The best evidence indicates that our intake of polyunsaturates should not be much greater than 4 per cent of the caloric total, in approximate proportions of 1 1/2 per cent omega-3 linolenic acid and 2 1/2 per cent omega-6 linoleic acid. EFA consumption in this range is found in native populations in temperate and tropical regions whose intake of polyunsaturated oils comes from the small amounts found in legumes, grains, nuts, green vegetables, fish, olive oil and animal fats but not from commercial vegetable oils.

A study was done for example in 1970, the Ireland Brothers Heart Study, where one brother lived in Boston (USA) and the other in Ireland, a primarily dairy-farming nation. The Boston brothers lived on a diet similar to the Prudent Diet, that is low fat, and using margarine and polyunsaturated oils. Meanwhile their brothers back in Ireland were pigging it out on butter (a pound a week, approx. 500 mg), plenty of cheese and eggs etc.

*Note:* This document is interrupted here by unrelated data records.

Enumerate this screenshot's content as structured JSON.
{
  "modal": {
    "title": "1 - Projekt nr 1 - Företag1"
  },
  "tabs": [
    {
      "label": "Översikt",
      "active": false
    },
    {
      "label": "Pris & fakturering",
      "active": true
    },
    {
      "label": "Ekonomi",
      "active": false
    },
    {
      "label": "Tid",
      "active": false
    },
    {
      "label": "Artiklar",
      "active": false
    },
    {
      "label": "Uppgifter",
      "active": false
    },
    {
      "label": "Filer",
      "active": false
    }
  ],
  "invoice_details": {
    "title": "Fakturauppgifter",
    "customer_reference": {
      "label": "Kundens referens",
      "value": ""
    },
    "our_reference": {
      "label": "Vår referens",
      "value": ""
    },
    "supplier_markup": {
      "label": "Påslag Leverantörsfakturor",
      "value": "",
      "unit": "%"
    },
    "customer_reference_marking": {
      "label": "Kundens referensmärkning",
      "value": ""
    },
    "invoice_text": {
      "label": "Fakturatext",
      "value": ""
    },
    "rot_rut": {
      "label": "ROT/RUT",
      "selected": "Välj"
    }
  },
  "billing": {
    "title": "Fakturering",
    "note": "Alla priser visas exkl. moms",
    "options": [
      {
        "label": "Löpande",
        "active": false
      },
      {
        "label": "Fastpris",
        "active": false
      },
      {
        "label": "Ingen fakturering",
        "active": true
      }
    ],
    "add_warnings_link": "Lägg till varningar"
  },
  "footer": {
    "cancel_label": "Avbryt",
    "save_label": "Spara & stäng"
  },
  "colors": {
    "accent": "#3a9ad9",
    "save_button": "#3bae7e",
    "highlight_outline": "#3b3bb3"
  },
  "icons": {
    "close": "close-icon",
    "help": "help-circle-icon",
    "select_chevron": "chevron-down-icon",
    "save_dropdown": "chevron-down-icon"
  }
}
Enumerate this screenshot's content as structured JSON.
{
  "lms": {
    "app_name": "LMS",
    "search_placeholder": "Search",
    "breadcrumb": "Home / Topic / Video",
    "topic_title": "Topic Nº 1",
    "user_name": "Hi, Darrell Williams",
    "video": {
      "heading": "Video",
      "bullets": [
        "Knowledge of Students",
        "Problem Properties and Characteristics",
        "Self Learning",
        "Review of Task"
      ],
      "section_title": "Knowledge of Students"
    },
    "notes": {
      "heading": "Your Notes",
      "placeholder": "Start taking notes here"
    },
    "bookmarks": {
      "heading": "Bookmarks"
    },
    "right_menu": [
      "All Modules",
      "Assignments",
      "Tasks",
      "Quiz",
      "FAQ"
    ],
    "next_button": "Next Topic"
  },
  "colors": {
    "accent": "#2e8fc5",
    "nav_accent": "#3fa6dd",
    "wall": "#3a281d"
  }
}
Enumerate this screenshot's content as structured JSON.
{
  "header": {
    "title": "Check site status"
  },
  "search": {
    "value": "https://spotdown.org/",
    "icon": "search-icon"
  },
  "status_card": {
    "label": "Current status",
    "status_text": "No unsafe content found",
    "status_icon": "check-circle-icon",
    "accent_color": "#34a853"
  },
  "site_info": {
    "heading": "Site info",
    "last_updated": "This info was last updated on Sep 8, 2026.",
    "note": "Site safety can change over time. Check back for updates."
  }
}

But when they added it all up, it was found that the butter-eating brothers in Ireland had fewer deaths from heart disease than their more cautious brothers in Boston. Dr. Andrew Weil is hip to this. In his column in the November 2001 issue of Prevention Magazine, he tells you the same thing - to avoid polyunsaturated oils. Increasingly the information's coming out, but we have a long way to go.